Partnerships and Collaboration Common Themes at UVA Darden School 2015 Business in Society Conference
By Laura Hennessey Martens
Partnerships, collaboration and reaching across sectors were the themes of the day at the 2015 Business in Society Conference held at the University of Virginia Darden School of Business on 20 March 2015.
The focus of this year’s student-led conference was public-private partnerships, often called PPP or P3s, which refers to a government service or private business venture funded and operated through a partnership between public and private sector organizations.
Throughout the full-day conference, speakers and panelists frequently pointed to public-private partnerships as critical to achieving successful results in today’s complex, global environment.
Special Representative for Global Partnerships Andrew O’Brien of the U.S. Department of State Secretary’sOffice of Global Partnerships, the conference’s keynote speaker, informed the UVA students, faculty and staff in attendance, “In order to make things happen, you have to involve people. No single government, however powerful, can create positive change entirely on its own.”
O’Brien launched the day’s sessions in an engaging dialogue with audience members about the role of public-private partnerships and the work of the Secretary’s Office of Global Partnerships, which he described as an “entry point” for collaboration between the U.S. Department of State, the public and private sectors, and civil society.
O’Brien and the U.S. Department of State Secretary’s Office of Global Partnerships collaborate closely with the Darden School Institute for Business in Society on annual initiatives, including presenting the P3 Impact Award at the Concordia Summit, which celebrates model P3s from around the world, and helping to promote Global Partnerships Week, a series of global, national and local events which recognize the critical role public-private partnerships play in promoting diplomacy and development around the world. Applications for the 2015 P3 Impact Award are currently underway and will be accepted through 30 April 2015 on the P3 Impact Award website.

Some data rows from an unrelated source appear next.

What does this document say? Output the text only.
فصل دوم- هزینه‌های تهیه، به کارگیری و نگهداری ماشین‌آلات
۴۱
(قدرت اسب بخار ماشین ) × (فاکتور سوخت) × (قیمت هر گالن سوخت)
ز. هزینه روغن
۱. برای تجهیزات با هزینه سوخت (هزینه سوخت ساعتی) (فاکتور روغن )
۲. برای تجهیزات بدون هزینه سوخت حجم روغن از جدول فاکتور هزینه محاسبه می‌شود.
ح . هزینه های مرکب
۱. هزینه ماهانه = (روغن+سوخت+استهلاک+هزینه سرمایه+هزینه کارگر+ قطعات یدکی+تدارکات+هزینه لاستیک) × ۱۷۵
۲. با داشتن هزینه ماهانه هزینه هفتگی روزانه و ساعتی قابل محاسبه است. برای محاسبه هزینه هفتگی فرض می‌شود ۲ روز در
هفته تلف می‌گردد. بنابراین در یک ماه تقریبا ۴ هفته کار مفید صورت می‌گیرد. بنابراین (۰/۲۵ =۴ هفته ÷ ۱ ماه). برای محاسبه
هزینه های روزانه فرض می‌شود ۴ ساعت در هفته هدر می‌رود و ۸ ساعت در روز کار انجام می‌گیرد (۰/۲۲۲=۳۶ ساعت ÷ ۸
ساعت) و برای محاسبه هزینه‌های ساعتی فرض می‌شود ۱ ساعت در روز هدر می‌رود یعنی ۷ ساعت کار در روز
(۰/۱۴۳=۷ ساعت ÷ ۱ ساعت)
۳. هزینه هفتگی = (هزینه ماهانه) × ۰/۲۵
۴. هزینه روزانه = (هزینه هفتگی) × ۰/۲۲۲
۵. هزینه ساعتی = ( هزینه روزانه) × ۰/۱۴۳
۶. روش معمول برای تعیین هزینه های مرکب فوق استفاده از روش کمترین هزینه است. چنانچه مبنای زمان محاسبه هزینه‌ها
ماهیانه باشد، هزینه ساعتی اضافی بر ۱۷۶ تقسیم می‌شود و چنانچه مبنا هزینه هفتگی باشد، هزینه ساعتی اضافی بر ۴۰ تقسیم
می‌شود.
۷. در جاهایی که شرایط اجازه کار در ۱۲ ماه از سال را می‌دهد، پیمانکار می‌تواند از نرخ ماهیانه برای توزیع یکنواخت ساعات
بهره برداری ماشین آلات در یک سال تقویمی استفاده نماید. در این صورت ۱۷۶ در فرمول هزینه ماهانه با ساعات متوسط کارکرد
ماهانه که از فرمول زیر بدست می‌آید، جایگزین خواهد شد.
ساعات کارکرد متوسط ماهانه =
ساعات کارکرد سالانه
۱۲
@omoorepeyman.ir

In a back-and-forth dialogue with audience members, O’Brien illustrated how the needs and objectives of government, nongovernmental organizations (NGOs) and businesses are intricately interconnected. He gave several examples in which companies, nonprofits and the U.S. government formed P3s to address complex issues such as global climate change, the recent Ebola epidemic and the need to provide education and business opportunities to women in underdeveloped countries. Referring to each sector, O’Brien stated, “We are all working on the same things in a lot of ways. P3s help bring it all together.”
O’Brien added that reaching across political, ideological and international barriers can not only solve problems and produce quicker results, but can deliver the added benefit that “sometimes you make unlikely friendships along the way.”
Following Andrew O’Brien’s keynote session was a panel discussion on social impact bonds — a new method of funding public-private partnerships — by Larry Wilder Jr., special adviser for social entrepreneurship and innovation at the Commonwealth of Virginia’s Office of the Secretary of Commerce and Trade, and Robert H. Dugger, co-founder & chair of ReadyNation. During lunch, Edith Cecil, vice president of professional exchange and community outreach at the Institute of International Education (IIE), led a fireside chat to explore the role that international nongovernmental organizations play in public-private partnerships.
The conference closed with a talk by Marc-Philip Ferzan, a lecturer in public policy at theUVA Frank Batten School of Leadership and Public Policy, on how P3s provide for a compelling opportunity to help build resiliency in the nation’s infrastructure as the world adapts to climate change. Ferzan, who previously served on the senior staff and cabinet of the Governor of New Jersey in the aftermath of Hurricane Sandy, evaluated the benefits of using P3s to enhance critical infrastructure so it better withstands more frequent and severe weather events and other hazards.
Flashing images of devastation caused by Hurricane Sandy, including crumbled buildings, damaged roadways and transit systems and flooded businesses, Ferzan asked audience members to imagine the challenges of government, companies, NGOs and philanthropists working together to rebuild New Jersey. “Every major sector had been impacted,” added Ferzan.
Ferzan also demonstrated how vital energy, transportation and water in particular are to all sectors. He stressed the importance of the U.S. and other countries “acting now and acting quickly to mitigate the impact of future disaster events.” He estimated that “for every dollar spent on building resiliency in communities at risk for disasters, we can save as much as $4 in post-disaster costs as a nation.”
The conference was organized and sponsored by the UVA Darden School’s Net Impact Club, Emerging Markets Development Club, Energy Club, Education Club, Business & Public Policy Club, Healthcare Club and Institute for Business in Society, as well as the UVA Frank Batten School of Leadership and Public Policy.
The University of Virginia Darden School of Business delivers the world’s best business education experience to prepare entrepreneurial, global and responsible leaders through its MBA, Ph.D., MSBA and Executive Education programs. Darden’s top-ranked faculty is renowned for teaching excellence and advances practical business knowledge through research. Darden was established in 1955 at the University of Virginia, a top public university founded by Thomas Jefferson in 1819 in Charlottesville, Virginia.